La liturgia di questa domenica ci invita a riflettere sulla fame più profonda dell’uomo e sulla risposta generosa di Dio.
Le letture ci presentano un Dio che non rimane distante, ma si fa vicino per nutrire il suo popolo con un cibo che dona vita, speranza e salvezza.
Il profeta Isaia rivolge un invito sorprendente: «Venite all’acqua, voi tutti che avete sete». È un appello universale, rivolto a chiunque riconosca il proprio bisogno. Dio offre gratuitamente ciò che davvero sazia il cuore: la sua Parola, la sua alleanza, il suo amore. Spesso rincorriamo beni, successi o sicurezze che promettono felicità ma lasciano un senso di vuoto. Il Signore ci invita invece a cercare ciò che non si consuma e che dona una vita piena.
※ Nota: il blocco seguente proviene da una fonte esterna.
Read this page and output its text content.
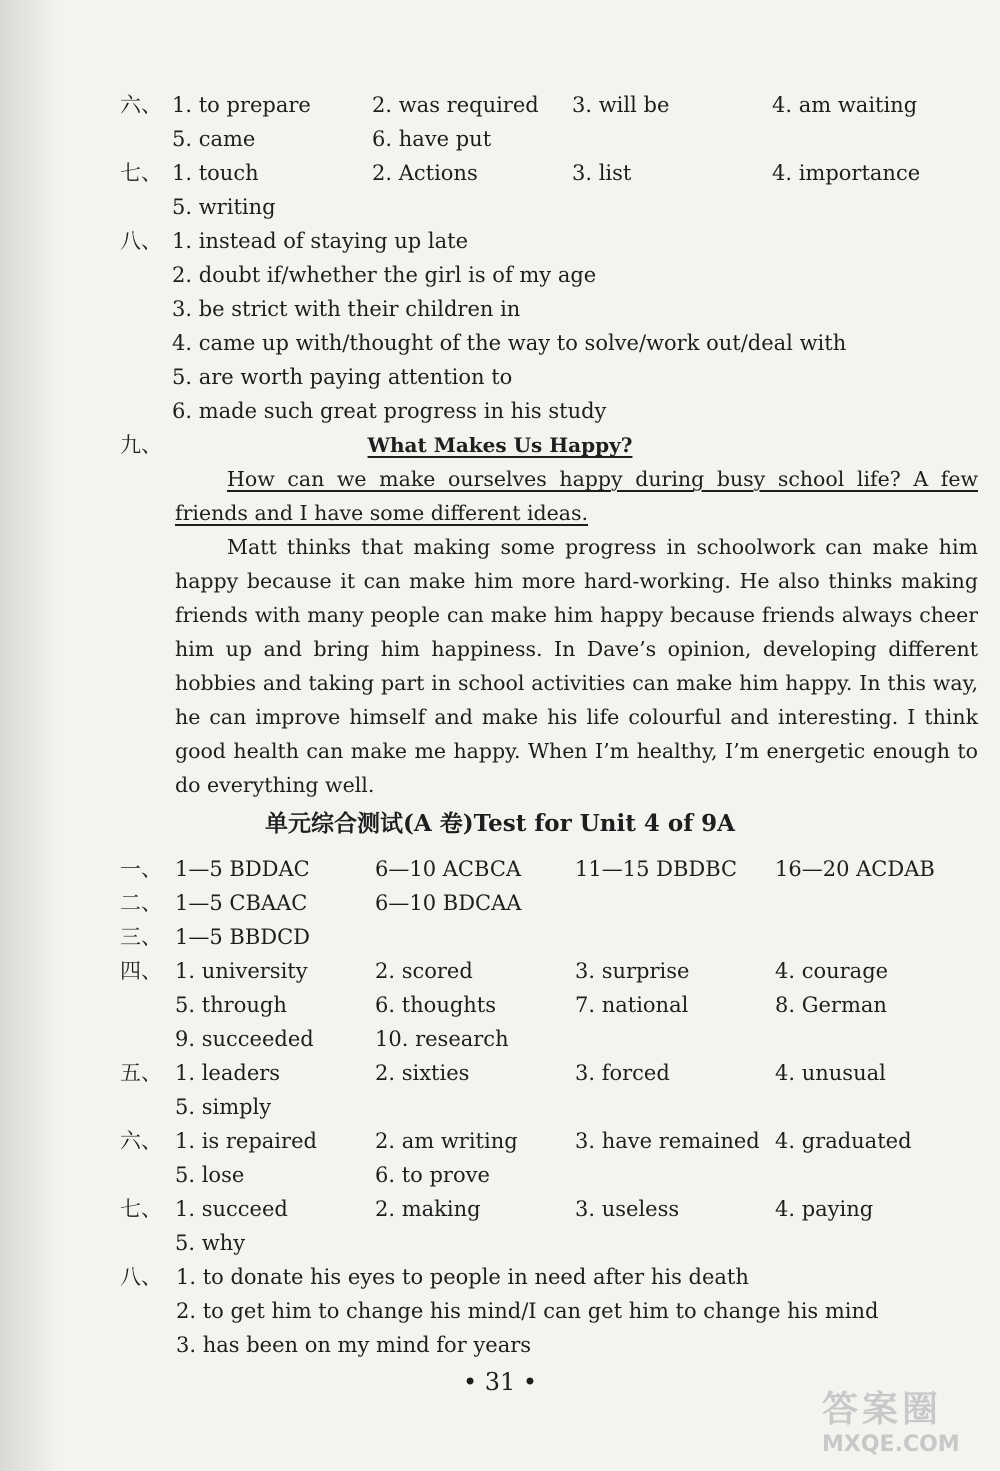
六、 1. to prepare	2. was required 3. will be	4. am waiting
5. came	6. have put
七、 1. touch	2. Actions	3. list	4. importance
5. writing
八、 1. instead of staying up late
2. doubt if/whether the girl is of my age
3. be strict with their children in
4. came up with/thought of the way to solve/work out/deal with
5. are worth paying attention to
6. made such great progress in his study
九、	What Makes Us Happy?
How can we make ourselves happy during busy school life? A few friends and I have some different ideas.
Matt thinks that making some progress in schoolwork can make him happy because it can make him more hard-working. He also thinks making friends with many people can make him happy because friends always cheer him up and bring him happiness. In Dave’s opinion, developing different hobbies and taking part in school activities can make him happy. In this way, he can improve himself and make his life colourful and interesting. I think good health can make me happy. When I’m healthy, I’m energetic enough to do everything well.
单元综合测试(A 卷)Test for Unit 4 of 9A
一、 1—5 BDDAC	6—10 ACBCA	11—15 DBDBC 16—20 ACDAB
二、 1—5 CBAAC	6—10 BDCAA
三、 1—5 BBDCD
四、 1. university	2. scored	3. surprise	4. courage
5. through	6. thoughts	7. national	8. German
9. succeeded	10. research
五、 1. leaders	2. sixties	3. forced	4. unusual
5. simply
六、 1. is repaired	2. am writing	3. have remained 4. graduated
5. lose	6. to prove
七、 1. succeed	2. making	3. useless	4. paying
5. why
八、 1. to donate his eyes to people in need after his death
2. to get him to change his mind/I can get him to change his mind
3. has been on my mind for years
• 31 •
答案圈
MXQE.COM
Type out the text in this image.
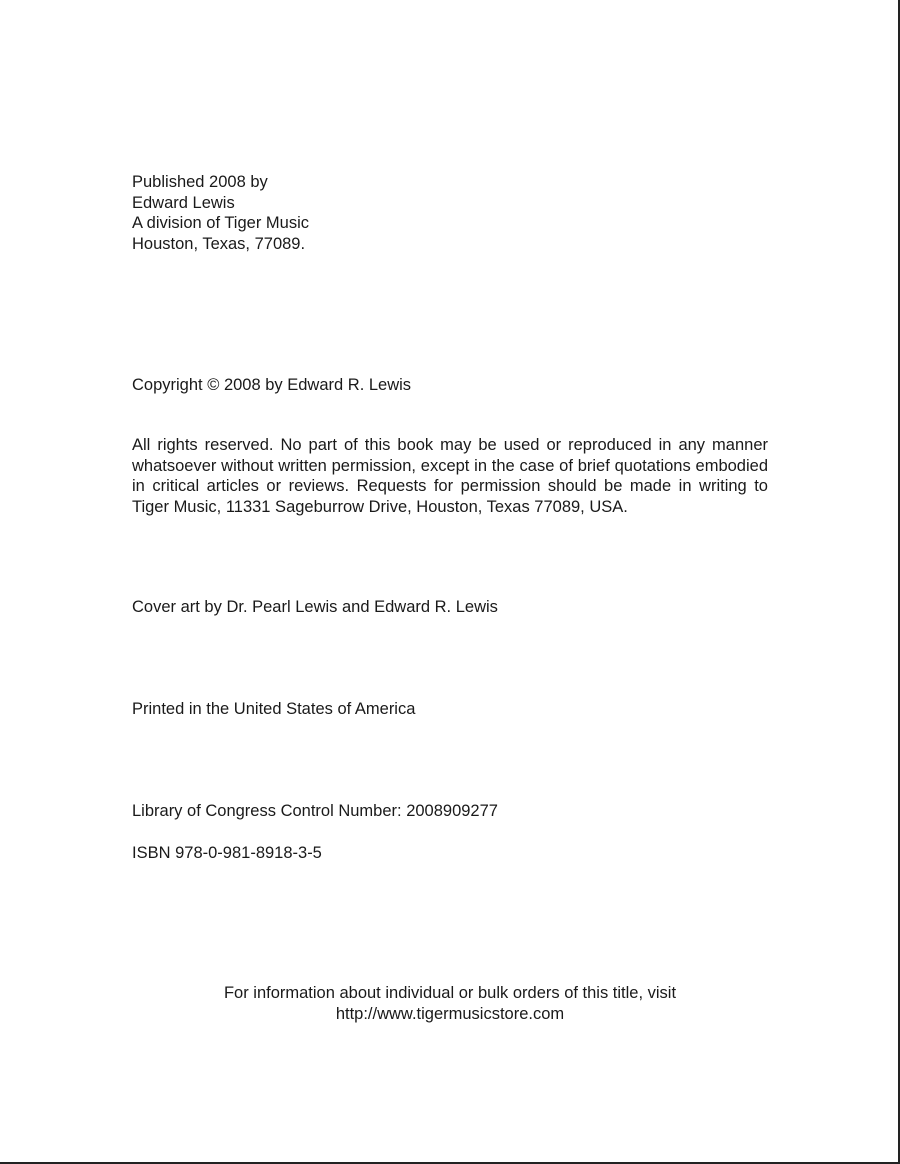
Published 2008 by
Edward Lewis
A division of Tiger Music
Houston, Texas, 77089.
Copyright © 2008 by Edward R. Lewis
All rights reserved. No part of this book may be used or reproduced in any manner whatsoever without written permission, except in the case of brief quotations embodied in critical articles or reviews. Requests for permission should be made in writing to Tiger Music, 11331 Sageburrow Drive, Houston, Texas 77089, USA.
Cover art by Dr. Pearl Lewis and Edward R. Lewis
Printed in the United States of America
Library of Congress Control Number: 2008909277
ISBN 978-0-981-8918-3-5
For information about individual or bulk orders of this title, visit
http://www.tigermusicstore.com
Nel Vangelo assistiamo alla moltiplicazione dei pani. Di fronte a una folla affamata, i discepoli vedono solo la scarsità: cinque pani e due pesci sembrano del tutto insufficienti. Gesù, invece, parte proprio da quella povertà. Prende ciò che gli viene offerto, rende grazie al Padre, lo spezza e lo distribuisce. Il risultato supera ogni aspettativa: tutti mangiano a sazietà e avanzano dodici ceste.
Questo miracolo non manifesta soltanto la potenza di Gesù, ma rivela il volto di un Dio che si prende cura concretamente delle necessità dell’uomo. Al tempo stesso anticipa il dono dell’Eucaristia, nella quale Cristo continua a nutrire il suo popolo con il Pane della vita.
Anche noi, come i discepoli, ci sentiamo spesso inadeguati davanti ai bisogni del mondo, delle nostre famiglie o delle comunità. Pensiamo di avere troppo poco da offrire. Il Vangelo ci insegna che ciò che conta non è la quantità delle nostre risorse, ma la disponibilità a metterle nelle mani del Signore. Egli può trasformare la nostra piccola generosità in un dono capace di raggiungere molti.
La seconda lettura, tratta dalla Lettera ai Romani, completa questo messaggio con una certezza incrollabile: nulla potrà separarci dall’amore di Cristo. Né le difficoltà, né la sofferenza, né le prove hanno l’ultima parola. Chi si lascia nutrire dall’amore del Signore scopre una forza che sostiene ogni cammino e dona speranza anche nei momenti più difficili.